International Medicines Report: New Zealand Past The Point Of No Return?
A new report - A Decade of Modern Medicines: An International Comparison produced by IQVIA, the world’s largest Healthcare Data Science Company, shows New Zealand ranks last out of 20 comparable OECD countries (the OECD20) for publicly funded access to modern medicines to treat a range of diseases.
The report, commissioned by Medicines New Zealand, shows that over the last decade - a total of 441 modern medicines were made available across the 20 OECD countries in the report. In this time period, New Zealand publicly funded just 34 of these cost-effective modern medicines.
"New Zealand sits last among the 20 comparable countries and shows no sign of improving. Politicians stating that our medicines funding model is a 'world-class system' and 'world-leading' defies belief given the facts of the matter. When has New Zealand ever been so complacent about coming last at anything?” said Dr Graeme Jarvis, CEO of Medicines New Zealand.
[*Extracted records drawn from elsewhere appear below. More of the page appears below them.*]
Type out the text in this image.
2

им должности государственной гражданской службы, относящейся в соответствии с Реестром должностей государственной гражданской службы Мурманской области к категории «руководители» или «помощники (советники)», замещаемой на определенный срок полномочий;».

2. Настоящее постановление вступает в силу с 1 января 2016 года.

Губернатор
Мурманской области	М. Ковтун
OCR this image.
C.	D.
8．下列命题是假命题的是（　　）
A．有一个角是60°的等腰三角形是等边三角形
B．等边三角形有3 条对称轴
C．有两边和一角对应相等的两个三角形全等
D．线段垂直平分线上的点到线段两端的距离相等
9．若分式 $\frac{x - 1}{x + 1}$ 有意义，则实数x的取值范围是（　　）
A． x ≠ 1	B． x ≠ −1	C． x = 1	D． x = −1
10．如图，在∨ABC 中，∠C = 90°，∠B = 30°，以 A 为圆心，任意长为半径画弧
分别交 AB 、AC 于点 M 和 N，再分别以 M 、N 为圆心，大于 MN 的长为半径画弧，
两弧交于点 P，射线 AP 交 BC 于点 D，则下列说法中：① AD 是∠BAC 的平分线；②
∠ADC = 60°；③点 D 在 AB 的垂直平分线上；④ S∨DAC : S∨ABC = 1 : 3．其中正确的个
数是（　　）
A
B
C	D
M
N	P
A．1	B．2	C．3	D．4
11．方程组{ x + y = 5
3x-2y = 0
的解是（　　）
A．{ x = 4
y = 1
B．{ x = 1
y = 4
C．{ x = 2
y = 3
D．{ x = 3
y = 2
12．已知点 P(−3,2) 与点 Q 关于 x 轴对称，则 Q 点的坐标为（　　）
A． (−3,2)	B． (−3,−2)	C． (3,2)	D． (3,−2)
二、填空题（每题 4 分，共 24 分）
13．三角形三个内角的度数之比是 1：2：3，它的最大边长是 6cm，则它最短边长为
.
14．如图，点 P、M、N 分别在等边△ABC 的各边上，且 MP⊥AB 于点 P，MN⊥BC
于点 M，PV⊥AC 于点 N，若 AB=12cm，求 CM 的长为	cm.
The report also found New Zealand was twice as slow as the OECD20 average, when it came to publicly funding modern medicines, meaning it took the country 2.2 years on average to publicly fund the few medicines it decided to obtain for its health system and patients.
The IQVIA report also found a large number, 97 cost-effective modern medicines, that were still waiting for public funding in New Zealand, a far higher number of medicines than any other comparative OECD country.
“For those patients in need of unfunded medicines, it is a ‘survival of the richest’ situation. If you can afford to self-fund or have private health insurance, you get the medicines. However if you can't, you sell your home, or rely on the kindness of strangers through crowdfunding or compassionate access schemes from pharmaceutical companies.”
“This is an appalling desperate situation for patients and their whānau. In many instances New Zealand is taking so long to fund cost-effective modern medicines for significant chronic illnesses, that it ends up costing the health system money as well as letting patients down" said Dr Jarvis.
The IQVIA report also does a deeper comparative analysis on a subset of the OECD20 nations which have comparable wealth rankings and similar national medicines procurement and publicly-funded health systems to New Zealand.
“The report clearly showed New Zealand is getting close to the point of no return as far as keeping up with its OECD peer nations in obtaining cost-effective modern medicines for its patients and the healthcare system'' said Dr Jarvis.